- R Data Visualization Recipes
- Vitor Bianchi Lanzetta
- 379字
- 2021-07-02 23:33:30
How it works...
Step 1 draws regression lines using ggplot2. After loading ggplot2 package, first step is drawing a scatterplot. Plot is stored into an object called scatter.
Regression lines would be colored based on Species variable if aesthetic colour, shape or fill were declared into it ggplot() instead of geom_point(). Calling for them with exception of shape aesthetic into geom_smooth() would also color the lines.
After the scatterplot is drawn, it's summed with the geom_smooth() layer to draw the regression lines. The group aesthetic declared into this layer asks for a unique regression for each species. There are a bunch of useful arguments available at this particular layer; consult them by typing ?geom_smooth().
For this recipe, three arguments are directly called for: method, se, and show.legend. The first one is inputted with 'lm', so that the lines are based on the linear model (there are others available). Next argument is set to F (FALSE), so that the confidence interval isn't drawn. The last one makes sure that the regression lines wouldn't be present in the legends.
Step 2 draws a similar plot using ggvis. After calling layer_points() , pipes (%>%) were used to group data by variable Species and then draw regression lines with layer_model_predictions(). Arguments model and stroke are respectively picking the prediction model and line colors.
Step 3 draws regression lines using the plotly package. The function plot_ly() is used to initialize the plotly object, it does not draw anything yet. Next function, add_markers(), is drawing the points. Argument show.legends asked for legends to explain the points.

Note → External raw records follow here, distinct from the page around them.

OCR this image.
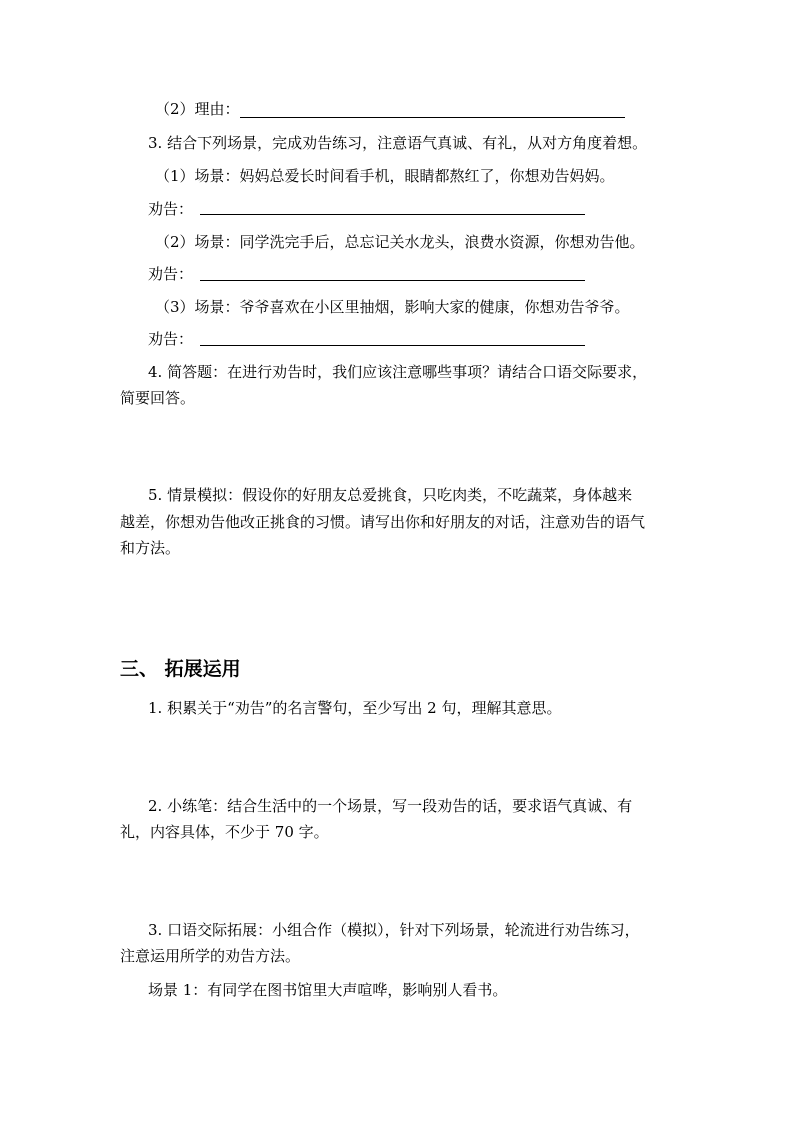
（2）理由：
3. 结合下列场景，完成劝告练习，注意语气真诚、有礼，从对方角度着想。
（1）场景：妈妈总爱长时间看手机，眼睛都熬红了，你想劝告妈妈。
劝告：
（2）场景：同学洗完手后，总忘记关水龙头，浪费水资源，你想劝告他。
劝告：
（3）场景：爷爷喜欢在小区里抽烟，影响大家的健康，你想劝告爷爷。
劝告：
4. 简答题：在进行劝告时，我们应该注意哪些事项？请结合口语交际要求，
简要回答。
5. 情景模拟：假设你的好朋友总爱挑食，只吃肉类，不吃蔬菜，身体越来
越差，你想劝告他改正挑食的习惯。请写出你和好朋友的对话，注意劝告的语气
和方法。
三、 拓展运用
1. 积累关于“劝告”的名言警句，至少写出 2 句，理解其意思。
2. 小练笔：结合生活中的一个场景，写一段劝告的话，要求语气真诚、有
礼，内容具体，不少于 70 字。
3. 口语交际拓展：小组合作（模拟），针对下列场景，轮流进行劝告练习，
注意运用所学的劝告方法。
场景 1：有同学在图书馆里大声喧哗，影响别人看书。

Following add_markers() function there are a series of add_lines() functions. There is one for each Species showed by data. All of them work in a very similar way. First, data is filtered with respect to certain species using the filter() function. By doing this, the recipe groups the data manually. Next, the fitted values coming out from the linear model are inputted as y. The linear models were adjusted using the lm() function. The fitted values were rescued using the fitted() function. To draw a single ungrouped regression line would be much simpler. Don't you filter data and call a single add_line() function.